McCoury's unassuming nature was reflected by the degree to which Del let the set be dictated by requests from the audience -- more than a Richard Thompson show, almost as much as the Replacements (or Claude Pate, for that matter) in their heydays.. And if Del couldn't remember a lyric to some tune he had not performed in years, he would just laugh, say "what were those words again?" and turn to the band for a pantomime cue, all without missing a beat. As a result, we were treated to only a few numbers from the bands most recent disc: "Let An Old Racehorse Run," Delbert McClinton's "Same Kind Of Crazy" (learned when the band was the sole bluegrass act on a "Blues Cruise"), and the rarely-played "Mill Towns." The band skipped the two Richard Thompson covers from that disc to revisit their earlier cover of "1952 Vincent Black Lightning," along with Del's explanation of how the English bike was imported to the U.S., but outlawed in most states as "too fast," though police were generally unable to catch offenders. Del also reached back to their cover of the Lovin' Spoonful's "Nashville Cats" and old favorites like 1992's"Queen Anne's Lace." Clearly, McCoury's tenure with Monroe taught him important lessons not only about musicianship, but also about extending and popularizing bluegrass through strong songwriting, whether by writing originals or adapting great songs by songwriters in other genres.

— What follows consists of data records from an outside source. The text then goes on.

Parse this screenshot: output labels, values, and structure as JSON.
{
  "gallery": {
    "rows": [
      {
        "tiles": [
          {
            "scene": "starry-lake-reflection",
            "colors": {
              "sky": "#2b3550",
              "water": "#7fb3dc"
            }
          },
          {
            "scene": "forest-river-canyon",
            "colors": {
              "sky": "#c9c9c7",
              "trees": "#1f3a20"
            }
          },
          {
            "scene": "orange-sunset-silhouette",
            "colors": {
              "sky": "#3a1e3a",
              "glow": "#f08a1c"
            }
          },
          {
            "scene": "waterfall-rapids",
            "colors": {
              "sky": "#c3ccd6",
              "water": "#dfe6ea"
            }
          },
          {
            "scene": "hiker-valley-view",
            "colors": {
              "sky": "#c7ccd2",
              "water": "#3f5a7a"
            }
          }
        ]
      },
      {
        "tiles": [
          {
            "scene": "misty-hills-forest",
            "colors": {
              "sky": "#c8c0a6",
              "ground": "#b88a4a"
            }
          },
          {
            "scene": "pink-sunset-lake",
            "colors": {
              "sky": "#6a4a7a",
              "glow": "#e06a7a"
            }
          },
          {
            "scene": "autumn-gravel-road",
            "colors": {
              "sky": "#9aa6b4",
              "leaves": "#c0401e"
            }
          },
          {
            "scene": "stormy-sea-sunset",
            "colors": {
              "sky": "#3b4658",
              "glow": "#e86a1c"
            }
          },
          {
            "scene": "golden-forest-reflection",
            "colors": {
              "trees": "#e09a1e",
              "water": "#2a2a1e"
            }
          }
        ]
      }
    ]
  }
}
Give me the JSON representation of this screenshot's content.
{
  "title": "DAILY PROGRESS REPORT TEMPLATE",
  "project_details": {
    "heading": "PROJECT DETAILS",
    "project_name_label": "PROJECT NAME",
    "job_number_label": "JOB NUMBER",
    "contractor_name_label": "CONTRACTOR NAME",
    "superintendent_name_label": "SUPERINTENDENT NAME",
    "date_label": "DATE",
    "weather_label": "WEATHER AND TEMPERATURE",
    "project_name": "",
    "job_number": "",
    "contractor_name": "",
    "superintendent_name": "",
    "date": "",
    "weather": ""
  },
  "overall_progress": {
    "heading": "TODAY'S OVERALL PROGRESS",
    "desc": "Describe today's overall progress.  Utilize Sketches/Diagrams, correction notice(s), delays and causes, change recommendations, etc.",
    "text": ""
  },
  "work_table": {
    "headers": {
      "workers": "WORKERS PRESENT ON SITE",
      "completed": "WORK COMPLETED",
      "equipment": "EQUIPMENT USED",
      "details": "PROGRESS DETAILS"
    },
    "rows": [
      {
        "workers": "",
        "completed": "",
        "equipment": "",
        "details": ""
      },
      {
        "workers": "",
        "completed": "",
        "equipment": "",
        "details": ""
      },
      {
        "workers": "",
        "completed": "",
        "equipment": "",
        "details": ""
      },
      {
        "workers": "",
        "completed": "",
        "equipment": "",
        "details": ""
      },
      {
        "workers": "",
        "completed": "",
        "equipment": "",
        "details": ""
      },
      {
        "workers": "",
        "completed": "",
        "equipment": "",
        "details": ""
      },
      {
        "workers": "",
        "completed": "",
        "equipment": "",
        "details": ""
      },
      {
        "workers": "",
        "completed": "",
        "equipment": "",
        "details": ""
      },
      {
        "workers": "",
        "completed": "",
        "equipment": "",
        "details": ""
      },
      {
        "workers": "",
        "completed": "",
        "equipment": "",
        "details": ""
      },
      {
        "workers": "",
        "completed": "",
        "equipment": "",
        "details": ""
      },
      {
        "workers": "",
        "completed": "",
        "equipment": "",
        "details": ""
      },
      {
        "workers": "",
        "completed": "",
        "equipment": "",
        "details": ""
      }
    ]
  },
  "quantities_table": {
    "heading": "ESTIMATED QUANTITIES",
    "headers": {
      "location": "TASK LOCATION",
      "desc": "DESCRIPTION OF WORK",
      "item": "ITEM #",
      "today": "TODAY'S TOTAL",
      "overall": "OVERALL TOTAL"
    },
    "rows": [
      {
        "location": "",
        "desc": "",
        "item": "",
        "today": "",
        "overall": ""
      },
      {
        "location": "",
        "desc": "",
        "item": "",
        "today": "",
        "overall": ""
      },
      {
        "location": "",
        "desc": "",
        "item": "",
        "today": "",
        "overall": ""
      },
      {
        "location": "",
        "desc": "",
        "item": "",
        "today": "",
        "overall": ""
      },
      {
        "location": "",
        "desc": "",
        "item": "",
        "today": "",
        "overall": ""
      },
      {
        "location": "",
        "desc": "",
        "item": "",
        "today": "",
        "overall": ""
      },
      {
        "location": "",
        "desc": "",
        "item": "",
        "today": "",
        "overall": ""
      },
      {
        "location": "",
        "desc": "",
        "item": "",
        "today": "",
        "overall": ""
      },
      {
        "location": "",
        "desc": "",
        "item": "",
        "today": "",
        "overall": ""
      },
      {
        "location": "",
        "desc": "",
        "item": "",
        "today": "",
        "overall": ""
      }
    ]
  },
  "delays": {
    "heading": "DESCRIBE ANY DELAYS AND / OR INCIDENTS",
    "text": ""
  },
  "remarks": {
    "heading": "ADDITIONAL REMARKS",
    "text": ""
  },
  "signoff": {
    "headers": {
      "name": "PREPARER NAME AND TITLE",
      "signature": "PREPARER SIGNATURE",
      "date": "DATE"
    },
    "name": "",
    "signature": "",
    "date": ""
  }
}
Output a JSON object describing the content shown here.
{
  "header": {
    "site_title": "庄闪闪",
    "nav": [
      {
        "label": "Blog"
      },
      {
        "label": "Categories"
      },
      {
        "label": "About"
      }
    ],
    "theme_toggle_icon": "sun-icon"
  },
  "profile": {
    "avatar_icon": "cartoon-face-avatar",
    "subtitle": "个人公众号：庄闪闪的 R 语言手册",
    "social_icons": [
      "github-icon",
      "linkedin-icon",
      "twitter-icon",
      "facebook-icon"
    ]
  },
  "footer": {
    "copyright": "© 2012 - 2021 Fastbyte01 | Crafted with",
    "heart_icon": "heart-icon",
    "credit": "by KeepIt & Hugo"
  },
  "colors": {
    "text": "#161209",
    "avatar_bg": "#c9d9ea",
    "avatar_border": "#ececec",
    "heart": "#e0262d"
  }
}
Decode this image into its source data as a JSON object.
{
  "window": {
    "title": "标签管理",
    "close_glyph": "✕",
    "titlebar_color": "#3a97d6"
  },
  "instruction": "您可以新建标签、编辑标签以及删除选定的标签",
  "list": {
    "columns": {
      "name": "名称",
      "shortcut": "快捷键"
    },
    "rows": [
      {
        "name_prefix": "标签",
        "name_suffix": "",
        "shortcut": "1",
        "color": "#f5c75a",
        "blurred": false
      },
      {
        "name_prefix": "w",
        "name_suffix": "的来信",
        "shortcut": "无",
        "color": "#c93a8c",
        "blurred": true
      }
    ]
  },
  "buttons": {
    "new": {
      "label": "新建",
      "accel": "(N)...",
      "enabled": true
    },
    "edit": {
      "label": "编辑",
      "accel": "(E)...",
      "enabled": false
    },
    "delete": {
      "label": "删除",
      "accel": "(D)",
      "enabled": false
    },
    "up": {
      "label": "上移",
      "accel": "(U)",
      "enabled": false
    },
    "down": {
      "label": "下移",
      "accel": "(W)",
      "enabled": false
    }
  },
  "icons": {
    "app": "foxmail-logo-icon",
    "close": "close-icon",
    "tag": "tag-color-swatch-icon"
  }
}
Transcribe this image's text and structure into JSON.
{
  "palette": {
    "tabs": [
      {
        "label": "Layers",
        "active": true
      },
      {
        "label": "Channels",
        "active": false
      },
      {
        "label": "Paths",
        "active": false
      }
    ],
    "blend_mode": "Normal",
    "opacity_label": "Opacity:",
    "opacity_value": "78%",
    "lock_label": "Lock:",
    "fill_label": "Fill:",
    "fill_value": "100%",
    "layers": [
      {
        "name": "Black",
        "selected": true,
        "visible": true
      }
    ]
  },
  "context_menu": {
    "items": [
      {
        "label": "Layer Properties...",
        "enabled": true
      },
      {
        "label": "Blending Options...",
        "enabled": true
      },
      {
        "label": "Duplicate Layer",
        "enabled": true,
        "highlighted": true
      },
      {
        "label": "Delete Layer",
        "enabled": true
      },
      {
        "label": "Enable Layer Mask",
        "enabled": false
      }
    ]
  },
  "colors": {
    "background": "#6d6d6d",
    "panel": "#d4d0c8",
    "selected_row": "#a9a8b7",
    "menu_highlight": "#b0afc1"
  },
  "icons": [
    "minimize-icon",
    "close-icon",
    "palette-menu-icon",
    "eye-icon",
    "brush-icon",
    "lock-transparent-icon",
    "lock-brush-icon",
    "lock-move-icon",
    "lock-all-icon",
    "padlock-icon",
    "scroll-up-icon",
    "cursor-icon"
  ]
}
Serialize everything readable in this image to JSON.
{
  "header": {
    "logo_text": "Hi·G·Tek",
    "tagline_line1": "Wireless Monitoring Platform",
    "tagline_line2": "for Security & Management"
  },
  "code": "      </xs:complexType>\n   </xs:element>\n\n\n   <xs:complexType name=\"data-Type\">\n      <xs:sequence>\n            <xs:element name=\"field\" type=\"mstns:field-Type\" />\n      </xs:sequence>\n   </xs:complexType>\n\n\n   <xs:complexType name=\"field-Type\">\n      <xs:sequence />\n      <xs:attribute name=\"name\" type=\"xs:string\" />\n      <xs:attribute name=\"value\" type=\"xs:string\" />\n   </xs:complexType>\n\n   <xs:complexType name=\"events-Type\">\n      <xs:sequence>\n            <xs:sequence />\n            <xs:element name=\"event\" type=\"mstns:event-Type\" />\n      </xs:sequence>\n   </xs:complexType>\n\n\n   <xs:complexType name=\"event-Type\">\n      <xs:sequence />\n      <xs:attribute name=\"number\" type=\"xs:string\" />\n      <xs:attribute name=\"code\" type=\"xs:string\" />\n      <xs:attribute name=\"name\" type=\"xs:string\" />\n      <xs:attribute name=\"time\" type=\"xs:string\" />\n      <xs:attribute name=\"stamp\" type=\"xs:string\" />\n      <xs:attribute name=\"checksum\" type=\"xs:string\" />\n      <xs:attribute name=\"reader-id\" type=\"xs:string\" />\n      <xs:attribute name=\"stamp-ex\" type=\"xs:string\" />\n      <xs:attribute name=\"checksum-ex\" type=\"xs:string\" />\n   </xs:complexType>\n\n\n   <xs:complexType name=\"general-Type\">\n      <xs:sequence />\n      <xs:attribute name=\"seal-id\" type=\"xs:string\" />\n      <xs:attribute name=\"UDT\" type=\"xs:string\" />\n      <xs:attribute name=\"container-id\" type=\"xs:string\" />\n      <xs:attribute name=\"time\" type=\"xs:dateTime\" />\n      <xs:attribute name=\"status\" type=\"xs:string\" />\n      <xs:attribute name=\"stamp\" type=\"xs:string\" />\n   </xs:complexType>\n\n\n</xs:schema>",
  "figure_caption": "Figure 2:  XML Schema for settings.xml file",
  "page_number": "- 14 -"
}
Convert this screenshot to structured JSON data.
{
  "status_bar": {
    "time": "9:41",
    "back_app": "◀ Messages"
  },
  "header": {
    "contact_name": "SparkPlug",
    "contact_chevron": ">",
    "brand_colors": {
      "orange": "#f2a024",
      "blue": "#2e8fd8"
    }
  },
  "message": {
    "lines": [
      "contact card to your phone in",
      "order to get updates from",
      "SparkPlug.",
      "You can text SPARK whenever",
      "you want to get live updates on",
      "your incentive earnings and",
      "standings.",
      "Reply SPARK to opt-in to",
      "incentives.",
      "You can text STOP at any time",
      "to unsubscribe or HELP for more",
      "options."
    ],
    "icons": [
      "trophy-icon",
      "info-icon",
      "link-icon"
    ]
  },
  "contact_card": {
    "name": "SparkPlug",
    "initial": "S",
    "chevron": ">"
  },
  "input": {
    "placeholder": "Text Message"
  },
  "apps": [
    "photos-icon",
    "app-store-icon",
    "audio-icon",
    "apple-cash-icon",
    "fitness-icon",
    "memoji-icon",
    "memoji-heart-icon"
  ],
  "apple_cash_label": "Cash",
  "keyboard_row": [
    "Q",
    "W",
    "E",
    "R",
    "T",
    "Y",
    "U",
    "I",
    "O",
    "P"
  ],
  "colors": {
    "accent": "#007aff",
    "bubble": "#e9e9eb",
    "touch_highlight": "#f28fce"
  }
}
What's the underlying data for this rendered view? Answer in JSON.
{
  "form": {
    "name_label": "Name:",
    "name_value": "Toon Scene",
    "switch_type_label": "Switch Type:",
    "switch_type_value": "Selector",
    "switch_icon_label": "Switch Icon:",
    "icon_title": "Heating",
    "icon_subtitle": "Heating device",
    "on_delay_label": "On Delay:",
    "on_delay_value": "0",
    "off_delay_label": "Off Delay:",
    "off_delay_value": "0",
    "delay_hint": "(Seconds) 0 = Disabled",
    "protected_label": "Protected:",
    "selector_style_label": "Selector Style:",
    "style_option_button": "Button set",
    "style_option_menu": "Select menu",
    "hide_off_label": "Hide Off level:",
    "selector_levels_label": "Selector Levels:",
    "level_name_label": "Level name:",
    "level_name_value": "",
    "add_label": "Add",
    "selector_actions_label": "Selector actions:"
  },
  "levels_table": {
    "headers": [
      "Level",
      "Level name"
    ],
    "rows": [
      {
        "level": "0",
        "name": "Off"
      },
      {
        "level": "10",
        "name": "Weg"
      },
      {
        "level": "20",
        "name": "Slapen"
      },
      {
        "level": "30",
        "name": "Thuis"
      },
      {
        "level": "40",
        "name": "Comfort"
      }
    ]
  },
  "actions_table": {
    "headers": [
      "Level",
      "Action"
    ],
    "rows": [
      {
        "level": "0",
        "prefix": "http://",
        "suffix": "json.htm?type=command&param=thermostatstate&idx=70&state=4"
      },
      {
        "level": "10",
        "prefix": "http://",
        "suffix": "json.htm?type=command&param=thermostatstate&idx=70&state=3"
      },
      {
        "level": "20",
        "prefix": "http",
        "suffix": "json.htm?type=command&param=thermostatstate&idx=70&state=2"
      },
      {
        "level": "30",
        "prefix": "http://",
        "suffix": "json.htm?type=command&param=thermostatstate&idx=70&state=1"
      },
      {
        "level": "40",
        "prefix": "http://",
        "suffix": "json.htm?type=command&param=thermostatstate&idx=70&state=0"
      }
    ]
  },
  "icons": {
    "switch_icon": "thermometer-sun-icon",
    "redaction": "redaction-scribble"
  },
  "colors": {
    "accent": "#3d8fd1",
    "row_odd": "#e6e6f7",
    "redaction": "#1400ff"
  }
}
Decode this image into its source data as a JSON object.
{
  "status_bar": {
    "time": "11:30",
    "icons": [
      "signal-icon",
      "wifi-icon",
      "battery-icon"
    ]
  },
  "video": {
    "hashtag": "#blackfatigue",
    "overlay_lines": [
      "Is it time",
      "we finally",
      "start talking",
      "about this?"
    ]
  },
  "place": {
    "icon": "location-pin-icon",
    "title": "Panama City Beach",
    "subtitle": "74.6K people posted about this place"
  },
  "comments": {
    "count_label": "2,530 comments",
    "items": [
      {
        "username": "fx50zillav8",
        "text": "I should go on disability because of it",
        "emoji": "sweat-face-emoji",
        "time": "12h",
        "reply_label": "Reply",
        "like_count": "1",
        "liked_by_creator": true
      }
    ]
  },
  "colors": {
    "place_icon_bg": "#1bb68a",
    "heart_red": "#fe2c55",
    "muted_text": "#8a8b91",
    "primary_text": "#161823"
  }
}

McCoury also learned the value of surrounding oneself with a talented band -- his now includes sons Rob on banjo and Ronnie on mandolin. The double-mike setup requires that band members step torward and away from the stand to mix their sound. Yet the choreography involved seemed completely natural and relaxed. For that matter, while Del appears to make sure that every member of the band is featured in at least one or two points of the show, it also appears that which numbers would be performed to feature them was decided on the spot. This degree of spontaneity requires that the band be on its toes, but like Bob Dylan's touring bands, they cheerfully rise to the challenge.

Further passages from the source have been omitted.